John Morgan MacKenzie v The Attorney-General

Case

[2016] NZSC 60

1 June 2016


IN THE SUPREME COURT OF NEW ZEALAND
SC 21/2016
[2016] NZSC 60
BETWEEN

JOHN MORGAN MACKENZIE
Applicant

AND

THE ATTORNEY-GENERAL
Respondent

Court:

Elias CJ, William Young and Arnold JJ

Counsel:

Applicant in person
I M G Clarke for Respondent

Judgment:

1 June 2016

JUDGMENT OF THE COURT

The application for leave to appeal is dismissed.

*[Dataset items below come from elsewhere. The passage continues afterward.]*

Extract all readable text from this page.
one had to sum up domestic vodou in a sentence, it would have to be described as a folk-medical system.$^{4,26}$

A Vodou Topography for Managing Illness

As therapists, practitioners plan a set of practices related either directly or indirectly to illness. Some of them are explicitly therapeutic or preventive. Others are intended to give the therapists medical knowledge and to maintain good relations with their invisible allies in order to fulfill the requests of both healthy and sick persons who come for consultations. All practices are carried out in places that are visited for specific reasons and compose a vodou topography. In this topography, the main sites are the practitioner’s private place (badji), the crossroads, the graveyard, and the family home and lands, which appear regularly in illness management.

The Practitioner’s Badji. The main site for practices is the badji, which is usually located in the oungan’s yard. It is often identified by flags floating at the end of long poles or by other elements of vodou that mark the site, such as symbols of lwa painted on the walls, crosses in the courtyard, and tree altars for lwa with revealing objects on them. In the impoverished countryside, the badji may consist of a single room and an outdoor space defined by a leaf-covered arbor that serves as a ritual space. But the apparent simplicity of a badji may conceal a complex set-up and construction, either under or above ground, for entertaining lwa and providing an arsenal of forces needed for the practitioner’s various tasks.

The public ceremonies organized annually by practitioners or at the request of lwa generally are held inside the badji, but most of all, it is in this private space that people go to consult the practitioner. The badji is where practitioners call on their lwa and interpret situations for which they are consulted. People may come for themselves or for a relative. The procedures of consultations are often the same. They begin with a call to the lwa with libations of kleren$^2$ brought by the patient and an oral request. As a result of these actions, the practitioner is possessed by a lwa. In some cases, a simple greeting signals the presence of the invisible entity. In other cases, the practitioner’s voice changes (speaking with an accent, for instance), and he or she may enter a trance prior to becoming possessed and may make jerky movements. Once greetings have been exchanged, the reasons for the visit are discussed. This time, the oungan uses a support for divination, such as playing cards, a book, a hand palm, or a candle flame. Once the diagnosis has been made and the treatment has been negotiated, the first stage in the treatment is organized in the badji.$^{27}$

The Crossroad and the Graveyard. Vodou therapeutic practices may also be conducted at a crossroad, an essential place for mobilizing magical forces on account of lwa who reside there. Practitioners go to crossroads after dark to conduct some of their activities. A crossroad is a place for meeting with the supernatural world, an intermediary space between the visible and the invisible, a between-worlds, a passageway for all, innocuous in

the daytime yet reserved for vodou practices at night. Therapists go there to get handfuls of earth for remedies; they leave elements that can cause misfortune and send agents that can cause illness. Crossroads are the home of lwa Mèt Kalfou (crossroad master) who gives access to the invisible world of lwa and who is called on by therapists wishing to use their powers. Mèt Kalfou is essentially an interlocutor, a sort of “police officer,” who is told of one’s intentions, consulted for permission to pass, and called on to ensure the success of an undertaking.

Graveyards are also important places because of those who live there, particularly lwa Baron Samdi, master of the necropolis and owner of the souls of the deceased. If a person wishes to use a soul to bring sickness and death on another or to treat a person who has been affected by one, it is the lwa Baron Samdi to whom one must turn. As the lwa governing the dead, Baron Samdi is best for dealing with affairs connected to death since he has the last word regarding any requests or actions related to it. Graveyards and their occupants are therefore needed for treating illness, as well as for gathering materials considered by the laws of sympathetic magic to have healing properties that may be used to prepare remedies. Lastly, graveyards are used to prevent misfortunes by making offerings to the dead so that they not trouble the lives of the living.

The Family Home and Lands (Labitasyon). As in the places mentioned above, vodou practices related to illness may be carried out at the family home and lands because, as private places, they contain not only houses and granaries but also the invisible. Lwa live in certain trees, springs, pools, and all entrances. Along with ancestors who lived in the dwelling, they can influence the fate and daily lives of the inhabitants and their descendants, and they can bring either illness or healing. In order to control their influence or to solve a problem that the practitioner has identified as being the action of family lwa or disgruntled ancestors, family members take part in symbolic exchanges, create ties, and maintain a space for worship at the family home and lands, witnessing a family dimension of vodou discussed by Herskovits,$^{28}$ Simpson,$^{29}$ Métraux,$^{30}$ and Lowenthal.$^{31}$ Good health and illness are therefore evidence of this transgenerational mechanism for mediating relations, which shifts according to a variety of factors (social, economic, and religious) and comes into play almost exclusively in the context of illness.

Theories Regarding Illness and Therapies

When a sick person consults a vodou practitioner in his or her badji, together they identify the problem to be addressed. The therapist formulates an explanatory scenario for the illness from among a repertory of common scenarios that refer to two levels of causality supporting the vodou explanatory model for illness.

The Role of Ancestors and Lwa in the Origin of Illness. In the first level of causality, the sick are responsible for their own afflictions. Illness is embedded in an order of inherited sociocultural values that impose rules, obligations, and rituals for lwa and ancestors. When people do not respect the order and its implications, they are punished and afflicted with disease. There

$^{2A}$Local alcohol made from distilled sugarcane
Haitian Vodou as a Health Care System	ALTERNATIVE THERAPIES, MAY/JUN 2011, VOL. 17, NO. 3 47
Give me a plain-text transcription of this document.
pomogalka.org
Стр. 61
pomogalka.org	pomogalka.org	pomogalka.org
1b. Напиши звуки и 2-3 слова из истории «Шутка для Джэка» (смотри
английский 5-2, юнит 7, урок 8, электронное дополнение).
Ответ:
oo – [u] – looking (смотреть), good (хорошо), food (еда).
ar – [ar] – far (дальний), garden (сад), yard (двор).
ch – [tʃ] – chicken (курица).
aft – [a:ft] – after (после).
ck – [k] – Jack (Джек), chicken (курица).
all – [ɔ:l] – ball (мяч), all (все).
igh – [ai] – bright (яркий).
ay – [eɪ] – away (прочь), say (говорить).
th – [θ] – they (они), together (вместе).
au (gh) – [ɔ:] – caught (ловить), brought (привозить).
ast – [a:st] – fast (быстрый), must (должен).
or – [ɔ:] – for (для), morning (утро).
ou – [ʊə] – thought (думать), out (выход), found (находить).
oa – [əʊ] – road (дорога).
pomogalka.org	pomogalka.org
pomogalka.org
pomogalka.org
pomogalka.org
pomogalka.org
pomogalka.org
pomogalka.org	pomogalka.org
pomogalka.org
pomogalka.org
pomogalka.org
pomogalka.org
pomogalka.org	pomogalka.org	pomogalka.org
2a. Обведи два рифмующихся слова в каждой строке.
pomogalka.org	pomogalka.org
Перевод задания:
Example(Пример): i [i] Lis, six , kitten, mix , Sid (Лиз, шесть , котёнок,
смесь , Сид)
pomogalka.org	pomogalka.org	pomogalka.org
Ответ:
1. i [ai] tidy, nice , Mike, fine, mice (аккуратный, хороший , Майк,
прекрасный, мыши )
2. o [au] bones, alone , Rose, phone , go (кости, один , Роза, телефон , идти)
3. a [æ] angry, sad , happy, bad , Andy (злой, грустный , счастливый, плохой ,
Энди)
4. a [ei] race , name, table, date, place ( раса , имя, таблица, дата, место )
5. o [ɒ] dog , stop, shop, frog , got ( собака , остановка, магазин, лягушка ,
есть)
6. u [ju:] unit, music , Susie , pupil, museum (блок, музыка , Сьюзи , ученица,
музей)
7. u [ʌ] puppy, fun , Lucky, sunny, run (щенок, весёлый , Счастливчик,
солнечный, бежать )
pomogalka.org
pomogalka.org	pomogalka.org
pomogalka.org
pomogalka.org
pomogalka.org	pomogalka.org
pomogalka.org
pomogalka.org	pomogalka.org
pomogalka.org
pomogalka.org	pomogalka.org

____________________________________________________________________

REASONS

  1. The applicant’s son was severely injured on 1 October 1987 and died the next day in hospital.  His heart was subsequently removed and the aortic valves transplanted into a teenage girl.  He says that the removal of the heart and transplanting of the aortic valves were effected despite familial consent having been refused.  The applicant was informed of the transplantation of the aortic valves by letter of 21 March 2005.  On 24 November 2006, the Crown Health Funding Agency wrote to the applicant to the effect that it would not offer him compensation.

  2. The applicant’s proceedings against the Attorney-General were commenced on 23 November 2012, more than 25 years after the key events to which they relate.  In substance they are by way of complaint about the removal of his son’s heart and seek, amongst other things, compensation.  He sought legal aid for the proceedings but was unsuccessful; this primarily because of the limitation defence which was available.[1]  He challenged the refusal of legal aid as far as this Court.  This resulted in two judgments: first the dismissal of his application for leave to appeal[2] and secondly a recall application.[3]  In the second judgment, the Court noted that the applicant had “the fixed idea that time did not begin to run for limitation purposes” until receipt of the 24 November 2006 letter.  The judgment pointed out that this was not in accordance with the way the Limitation Act 1950 operated.[4]

    [1]See Re CE (CIVIL) [2012] NZLAT 023; and MacKenzie v Legal Services Commissioner [2012] NZHC 3098.

    [2]MacKenzie v Legal Services Commissioner [2014] NZSC 23.

    [3]MacKenzie v Legal Services Commissioner [2014] NZSC 49.

    [4]At [2].

  3. The applicant’s proceedings were struck out by Associate Judge Bell as barred by the Limitation Act 1950.[5]  His application for review under subs 26P(1) of the Judicature Act 1908 was dismissed by Andrews J.[6]  She too was of the view that the claim in relation to the removal of the applicant’s son’s heart was out of time.[7]  She rejected attempts by the applicant to broaden the scope of his claim to encompass a challenges to the letter of 26 November 2006 and in particular to allege tortious conduct on the part of the Crown Law Office.  Any claim along the lines foreshadowed would itself be time barred.[8] 

    [5]MacKenzie v Attorney-General [2015] NZHC 191 at [93].

    [6]MacKenzie v Attorney-General [2015] NZHC 1876 at [50]–[51].

    [7]At [43]–[46].

    [8]At [47]–[49].

  4. Applications for leave to appeal against the judgment of Andrews J were later dismissed by Andrews J[9] and the Court of Appeal.[10]

    [9]MacKenzie v Attorney-General [2015] NZHC 2208.

    [10]MacKenzie v Attorney-General [2015] NZCA 24.

  5. He now seeks leave to appeal to this Court against the substantive judgment of Andrews J.

  6. The respondent maintains that there is no jurisdiction to hear the proposed appeal.  This contention is based on subs 26P(1AA) of the Judicature Act, which provides:

    The determination of the High Court on a review under subsection (1) is final, unless the High Court gives leave (or the High Court refuses leave, but the Court of Appeal gives special leave) to appeal from it to the Court of Appeal.

As mentioned above, the substantive judgment of Andrews J was under subs 26P(1). Applications for leave and special leave to appeal against the substantive judgment of Andrews J having been dismissed, the effect of subs 26(1AA) is that the judgment is final and accordingly there is no jurisdiction for this Court to entertain an appeal from it.[11]

[11]See s 8(a) of the Supreme Court Act 2003.

  1. Even if there was jurisdiction to grant leave to appeal, we would not do so.  The applicant’s arguments seem to come down to the propositions that either there was no cause of action prior to his receipt of the 26 November 2006 letter or that this letter gave rise to a different cause of action.  These arguments have been carefully analysed in the judgments in the High Court and Court of Appeal and (in relation to the first of them) in the context of the legal aid litigation.  Contrary to the perceptions of the applicant, they do not give rise to a question of public or general importance and there is no appearance of a miscarriage of justice.